HOARSE and coughing, the Pope used a service in Rome to tell the faithful that humanity was not a random product of evolution.
Ratzinger, according to this report, emphasised the Biblical account of creation in his Easter Vigil homily, saying it was wrong to think at some point:
In some tiny corner of the cosmos there evolved randomly some species of living being capable of reasoning and of trying to find rationality within creation, or to bring rationality into it.
The 84-year-old pontiffÂ spluttered:
If man were merely a random product of evolution in some place on the margins of the universe, then his life would make no sense or might even be a chance of nature. But no, reason is there at the beginning: creative, divine reason.

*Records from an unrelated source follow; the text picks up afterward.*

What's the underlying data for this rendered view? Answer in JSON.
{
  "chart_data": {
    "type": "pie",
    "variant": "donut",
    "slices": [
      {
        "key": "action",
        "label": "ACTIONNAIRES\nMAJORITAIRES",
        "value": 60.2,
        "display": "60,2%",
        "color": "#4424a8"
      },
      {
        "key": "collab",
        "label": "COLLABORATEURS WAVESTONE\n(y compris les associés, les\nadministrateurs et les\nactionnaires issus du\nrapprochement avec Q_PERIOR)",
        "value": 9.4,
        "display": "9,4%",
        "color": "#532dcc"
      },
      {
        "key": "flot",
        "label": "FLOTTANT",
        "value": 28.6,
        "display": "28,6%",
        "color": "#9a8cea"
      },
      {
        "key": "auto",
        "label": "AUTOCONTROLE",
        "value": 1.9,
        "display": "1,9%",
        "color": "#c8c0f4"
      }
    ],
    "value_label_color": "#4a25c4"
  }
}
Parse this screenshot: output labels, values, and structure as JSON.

Church teaching holds that Roman Catholicism and evolutionary theory are not necessarily at odds: A Christian can, for example, accept the theory of evolution to help explain developments, but is taught to believe that God, not random chance, is the origin of the world. The Vatican, however, warns against creationism, or the overly literal interpretation of the Bibilical account of creation.
Meanwhile, it is reported here that not is well with Ratzinger’s plan to make his predecessor, Pope John Paul II, a saint.

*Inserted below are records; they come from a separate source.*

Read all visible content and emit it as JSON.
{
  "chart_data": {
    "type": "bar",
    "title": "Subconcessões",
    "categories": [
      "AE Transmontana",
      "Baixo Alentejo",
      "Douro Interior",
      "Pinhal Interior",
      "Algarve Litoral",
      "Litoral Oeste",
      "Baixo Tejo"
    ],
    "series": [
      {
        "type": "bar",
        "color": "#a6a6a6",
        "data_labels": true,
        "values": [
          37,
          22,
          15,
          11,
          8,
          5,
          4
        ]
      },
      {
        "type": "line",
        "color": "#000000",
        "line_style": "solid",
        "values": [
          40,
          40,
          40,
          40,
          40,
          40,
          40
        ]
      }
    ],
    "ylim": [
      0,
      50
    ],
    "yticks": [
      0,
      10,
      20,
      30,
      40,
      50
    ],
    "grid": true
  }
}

A growing lobby of churchmen and religious experts are challenging the speed with which the Vatican is propelling JP II to sainthood, just six years after his death.

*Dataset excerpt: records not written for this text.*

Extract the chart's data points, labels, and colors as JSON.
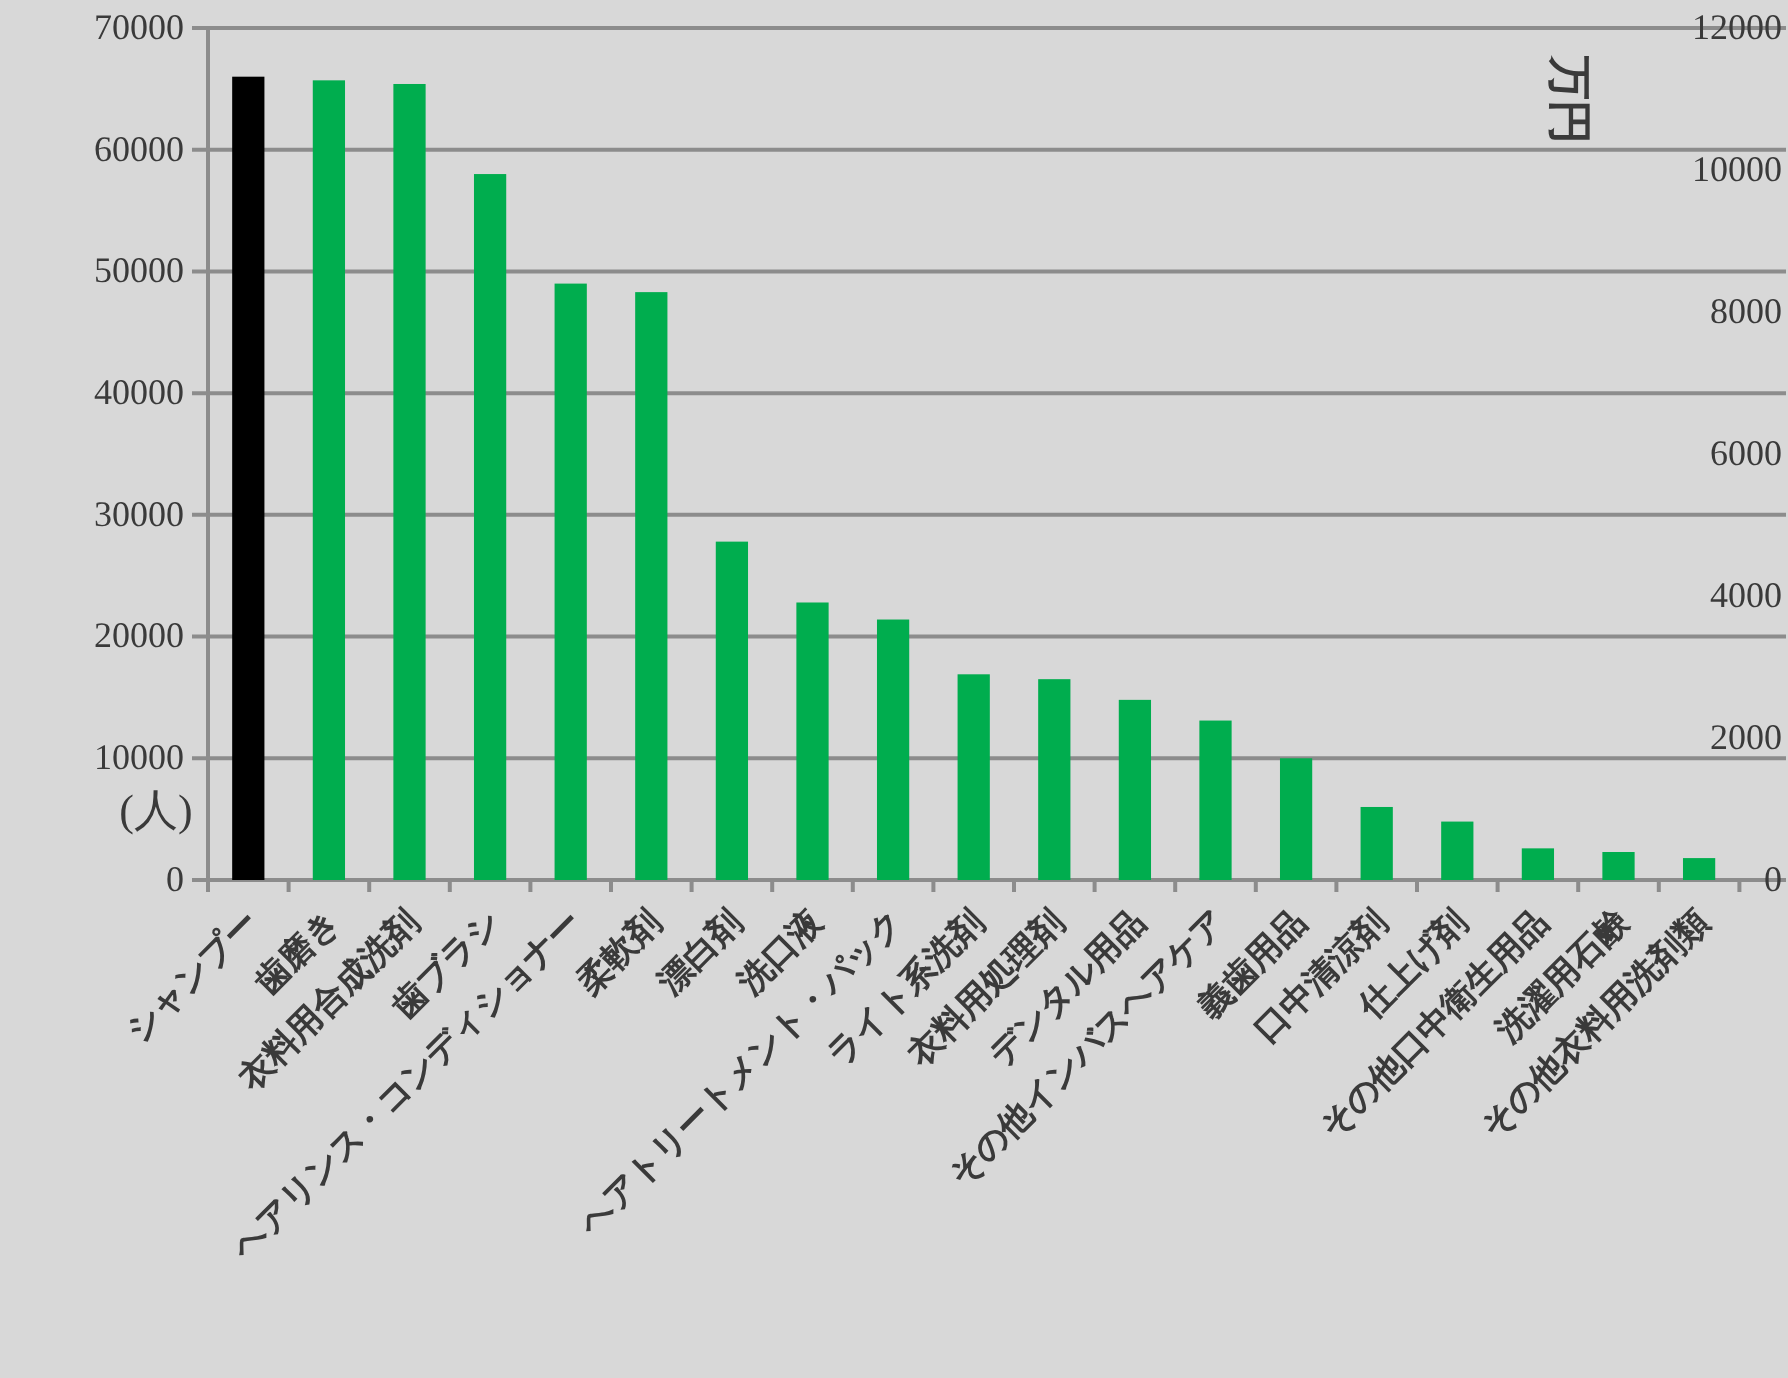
{
  "chart_data": {
    "type": "bar",
    "ylabel": "(人)",
    "y2label": "万円",
    "categories": [
      "シャンプー",
      "歯磨き",
      "衣料用合成洗剤",
      "歯ブラシ",
      "ヘアリンス・コンディショナー",
      "柔軟剤",
      "漂白剤",
      "洗口液",
      "ヘアトリートメント・パック",
      "ライト系洗剤",
      "衣料用処理剤",
      "デンタル用品",
      "その他インバスヘアケア",
      "義歯用品",
      "口中清涼剤",
      "仕上げ剤",
      "その他口中衛生用品",
      "洗濯用石鹸",
      "その他衣料用洗剤類"
    ],
    "values": [
      66000,
      65700,
      65400,
      58000,
      49000,
      48300,
      27800,
      22800,
      21400,
      16900,
      16500,
      14800,
      13100,
      10000,
      6000,
      4800,
      2600,
      2300,
      1800
    ],
    "colors": [
      "#000000",
      "#00ad4e",
      "#00ad4e",
      "#00ad4e",
      "#00ad4e",
      "#00ad4e",
      "#00ad4e",
      "#00ad4e",
      "#00ad4e",
      "#00ad4e",
      "#00ad4e",
      "#00ad4e",
      "#00ad4e",
      "#00ad4e",
      "#00ad4e",
      "#00ad4e",
      "#00ad4e",
      "#00ad4e",
      "#00ad4e"
    ],
    "ylim": [
      0,
      70000
    ],
    "yticks": [
      0,
      10000,
      20000,
      30000,
      40000,
      50000,
      60000,
      70000
    ],
    "y2lim": [
      0,
      12000
    ],
    "y2ticks": [
      0,
      2000,
      4000,
      6000,
      8000,
      10000,
      12000
    ],
    "grid": "y"
  }
}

John Paul will be beatified in St Peter’s Square next Sunday, a first step towards sainthood.
The Vatican is erecting tent cities and stocking up with millions of bottles of water. More than 300,000 people are expected to descend on Rome to honour the Polish pontiff .
But some experts are questioning whether John Paul is fit for sainthood at all, pointing to his poor record in handling the sex abuse allegations against priests that came to the fore during his 26-year papacy.
Said Father Richard McBrien, a theology professor at Notre Dame University in the US:
I oppose this beatification and predict history will look unkindly on John Paul, who was in denial as the worst crisis since the Reformation happened in the Church.
And the Catholic historian Michael Walsh added:
My doubts are about John Paul being beatified by his successor, Pope Benedict. It appears incestuous and akin to the habit of deifying one’s ancestors.
The ramifications of the sex abuse scandal will continue as an internal Vatican report on predator priests in Ireland reportedly lands on Benedict’s desk, ahead of the publication next month of an Irish government report on the scandal. It is expected that the report will shed light on whether the abuse was ignored by Bishop John Magee of Cloyne, a former private secretary to John Paul.